The team noted that when the medium was exposed to sonication, which involves exposure to sound waves, viral resistance was no longer transferred to non-placental cells. This finding led them to take a closer look at exosomes, which are tiny spheres called nanovesicles that are secreted by trophoblasts and are sensitive to sonication. They found that fragments of genetic material called microRNAs contained within the exosomes, as well as lab-synthesized mimics of them, were able to induce autophagy, a mechanism of prolonged cellular recycling and survival. Blocking autophagy at least partially restored the cells' vulnerability to viral infections.
"Our results suggest this pathway could be a powerful evolutionary adaptation to protect the fetus and mother from viral invaders," Dr. Coyne said. "We might be able to use these microRNAs to reduce the risk of viral infection in other cells outside of pregnancy, or perhaps to treat diseases where enhancing autophagy would be beneficial."
Co-authors include other researchers from Pitt's MWRI, the departments of Obstetrics, Gynecology and Reproductive Sciences, Microbiology and Molecular Genetics, Infectious Diseases and Microbiology, Cell Biology and Physiology, and Surgery, and the University of Pittsburgh Cancer Institute.
The project was funded by the Pennsylvania Department of Health Research, the National Institutes of Health grants HD065893, HD071707, AI081759, and HD075665, and the Burroughs Wellcome Fund.
About the University of Pittsburgh School of Medicine
As one of the nation's leading academic centers for biomedical research, the University of Pittsburgh School of Medicine integrates advanced technology with basic science across a broad range of disciplines in a continuous quest to harness the power of new knowledge and improve the human condition. Driven mainly by the School of Medicine and its affiliates, Pitt has ranked among the top 10 recipients of funding from the National Institutes of Health since 1998. In rankings recently released by the National Science Foundation, Pitt ranked fifth among all American universities in total federal science and engineering research and development support.
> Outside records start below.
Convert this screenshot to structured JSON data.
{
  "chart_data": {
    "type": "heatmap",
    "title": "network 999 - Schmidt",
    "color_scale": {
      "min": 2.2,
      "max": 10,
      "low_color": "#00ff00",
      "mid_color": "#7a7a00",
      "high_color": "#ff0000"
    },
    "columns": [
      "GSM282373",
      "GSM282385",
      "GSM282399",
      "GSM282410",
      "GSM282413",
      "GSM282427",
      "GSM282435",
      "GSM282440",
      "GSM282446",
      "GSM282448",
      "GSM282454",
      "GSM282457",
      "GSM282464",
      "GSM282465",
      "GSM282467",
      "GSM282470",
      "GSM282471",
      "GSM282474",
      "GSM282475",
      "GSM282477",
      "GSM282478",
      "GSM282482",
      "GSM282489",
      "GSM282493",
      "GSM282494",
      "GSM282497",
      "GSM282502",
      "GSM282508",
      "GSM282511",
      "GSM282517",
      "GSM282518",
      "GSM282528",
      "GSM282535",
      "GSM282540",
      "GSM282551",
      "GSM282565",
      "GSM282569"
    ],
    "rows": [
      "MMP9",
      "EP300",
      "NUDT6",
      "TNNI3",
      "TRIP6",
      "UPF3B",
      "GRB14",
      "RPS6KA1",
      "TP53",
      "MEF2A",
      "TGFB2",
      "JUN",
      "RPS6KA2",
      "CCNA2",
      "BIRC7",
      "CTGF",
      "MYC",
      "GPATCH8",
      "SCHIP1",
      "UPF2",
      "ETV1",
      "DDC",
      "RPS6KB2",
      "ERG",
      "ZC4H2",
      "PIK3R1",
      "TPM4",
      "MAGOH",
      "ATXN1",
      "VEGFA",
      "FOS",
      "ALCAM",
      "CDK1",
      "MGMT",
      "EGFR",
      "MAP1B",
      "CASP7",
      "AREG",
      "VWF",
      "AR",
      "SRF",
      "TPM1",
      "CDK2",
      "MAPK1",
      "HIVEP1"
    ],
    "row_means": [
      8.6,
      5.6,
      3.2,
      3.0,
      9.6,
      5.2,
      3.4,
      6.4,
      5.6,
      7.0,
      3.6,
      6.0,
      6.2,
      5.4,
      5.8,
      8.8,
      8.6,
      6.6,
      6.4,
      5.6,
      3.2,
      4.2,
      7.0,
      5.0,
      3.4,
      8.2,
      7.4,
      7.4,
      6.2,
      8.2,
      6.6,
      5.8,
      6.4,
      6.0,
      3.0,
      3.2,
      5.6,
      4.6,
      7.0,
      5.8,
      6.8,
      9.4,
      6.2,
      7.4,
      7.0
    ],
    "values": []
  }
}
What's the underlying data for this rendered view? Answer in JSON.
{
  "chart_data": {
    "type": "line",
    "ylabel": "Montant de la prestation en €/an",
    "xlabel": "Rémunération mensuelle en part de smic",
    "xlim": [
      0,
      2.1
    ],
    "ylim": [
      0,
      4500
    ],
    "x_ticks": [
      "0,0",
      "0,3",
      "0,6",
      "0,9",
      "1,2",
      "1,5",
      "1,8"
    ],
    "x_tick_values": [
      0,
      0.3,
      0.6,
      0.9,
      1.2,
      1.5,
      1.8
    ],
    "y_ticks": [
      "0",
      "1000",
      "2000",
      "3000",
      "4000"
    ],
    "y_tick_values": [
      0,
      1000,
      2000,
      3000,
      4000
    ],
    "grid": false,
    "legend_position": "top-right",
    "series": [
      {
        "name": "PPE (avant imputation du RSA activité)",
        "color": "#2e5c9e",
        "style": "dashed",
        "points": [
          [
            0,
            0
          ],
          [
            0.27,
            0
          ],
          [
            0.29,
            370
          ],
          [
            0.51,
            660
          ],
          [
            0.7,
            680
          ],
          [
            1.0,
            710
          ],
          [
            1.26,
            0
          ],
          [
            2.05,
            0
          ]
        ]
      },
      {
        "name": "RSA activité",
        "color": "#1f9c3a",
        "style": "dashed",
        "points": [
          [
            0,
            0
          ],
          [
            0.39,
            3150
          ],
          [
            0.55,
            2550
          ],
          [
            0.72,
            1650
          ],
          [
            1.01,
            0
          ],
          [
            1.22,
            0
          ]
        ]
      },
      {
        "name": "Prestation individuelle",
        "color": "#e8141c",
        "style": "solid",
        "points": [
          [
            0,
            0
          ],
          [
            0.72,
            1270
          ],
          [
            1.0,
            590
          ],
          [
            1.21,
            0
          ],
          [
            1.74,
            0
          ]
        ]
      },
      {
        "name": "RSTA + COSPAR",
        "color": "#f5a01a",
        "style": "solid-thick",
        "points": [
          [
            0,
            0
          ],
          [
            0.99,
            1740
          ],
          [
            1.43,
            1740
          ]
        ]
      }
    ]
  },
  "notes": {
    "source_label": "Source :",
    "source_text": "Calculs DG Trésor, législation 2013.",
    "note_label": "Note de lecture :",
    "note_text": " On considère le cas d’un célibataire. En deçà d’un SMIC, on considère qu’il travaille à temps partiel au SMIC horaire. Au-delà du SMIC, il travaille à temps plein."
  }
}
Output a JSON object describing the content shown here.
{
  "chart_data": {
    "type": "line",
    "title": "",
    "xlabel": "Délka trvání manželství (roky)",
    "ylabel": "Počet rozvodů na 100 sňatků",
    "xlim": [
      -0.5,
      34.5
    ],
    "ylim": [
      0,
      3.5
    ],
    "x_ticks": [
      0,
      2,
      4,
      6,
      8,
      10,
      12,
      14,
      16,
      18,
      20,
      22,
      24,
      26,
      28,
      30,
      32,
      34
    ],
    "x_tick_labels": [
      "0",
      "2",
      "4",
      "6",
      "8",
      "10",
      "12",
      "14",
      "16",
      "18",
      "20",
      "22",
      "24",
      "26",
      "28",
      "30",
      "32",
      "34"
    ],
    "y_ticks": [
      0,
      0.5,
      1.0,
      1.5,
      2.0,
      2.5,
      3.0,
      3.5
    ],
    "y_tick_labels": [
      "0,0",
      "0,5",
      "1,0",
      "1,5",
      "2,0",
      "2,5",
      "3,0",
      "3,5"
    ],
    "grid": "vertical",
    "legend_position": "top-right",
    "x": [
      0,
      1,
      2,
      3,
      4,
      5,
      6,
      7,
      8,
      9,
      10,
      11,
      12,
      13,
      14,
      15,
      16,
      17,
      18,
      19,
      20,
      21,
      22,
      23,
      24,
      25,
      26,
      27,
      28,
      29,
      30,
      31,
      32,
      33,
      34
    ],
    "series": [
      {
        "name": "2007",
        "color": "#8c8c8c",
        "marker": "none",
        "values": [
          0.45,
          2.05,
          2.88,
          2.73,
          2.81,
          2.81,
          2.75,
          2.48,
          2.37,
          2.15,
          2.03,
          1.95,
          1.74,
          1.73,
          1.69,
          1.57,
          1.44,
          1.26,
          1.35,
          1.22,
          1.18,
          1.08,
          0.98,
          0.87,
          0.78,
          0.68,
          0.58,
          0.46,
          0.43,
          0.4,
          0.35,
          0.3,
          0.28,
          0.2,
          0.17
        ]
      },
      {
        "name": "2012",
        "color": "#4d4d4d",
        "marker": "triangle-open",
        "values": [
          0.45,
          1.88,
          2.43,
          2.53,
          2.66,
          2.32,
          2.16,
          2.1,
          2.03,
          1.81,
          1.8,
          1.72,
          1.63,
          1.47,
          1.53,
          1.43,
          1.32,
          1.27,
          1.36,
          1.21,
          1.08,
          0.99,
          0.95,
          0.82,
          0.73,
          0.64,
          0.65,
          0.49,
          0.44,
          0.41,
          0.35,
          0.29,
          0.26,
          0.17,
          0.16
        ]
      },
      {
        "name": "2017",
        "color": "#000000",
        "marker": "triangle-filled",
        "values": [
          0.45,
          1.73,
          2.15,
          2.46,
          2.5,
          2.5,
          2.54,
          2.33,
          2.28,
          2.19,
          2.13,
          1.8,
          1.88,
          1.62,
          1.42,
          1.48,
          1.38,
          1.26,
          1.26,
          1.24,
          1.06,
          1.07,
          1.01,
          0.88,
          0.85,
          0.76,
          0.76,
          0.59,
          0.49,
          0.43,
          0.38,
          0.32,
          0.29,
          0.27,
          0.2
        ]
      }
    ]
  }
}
Likewise, the School of Medicine is equally committed to advancing the quality and strength of its medical and graduate education programs, for which it is recognized as an innovative leader, and to training highly skilled, compassionate clinicians and creative scientists well-equipped to engage in world-class research. The School of Medicine is the academic partner of UPMC, which has collaborated with the University to raise the standard of medical excellence in Pittsburgh and to position health care as a driving force behind the region's economy. For more information about the School of Medicine, see http://www.
About Magee-Womens Research Institute & Foundation
Established in 1992, MWRI is an independent research institute and one of the largest institutes in the nation that focuses on reproductive biology, women's health, and infants' health. MWRI's researchers use a variety of basic, translational, and clinical investigative tools that support their central mission to: advance scientific knowledge in the fields of reproductive biology and medicine; translate this knowledge into improved health care for women and infants; train current and future scholars of reproductive medicine; and foster community investment and involvement in women's health.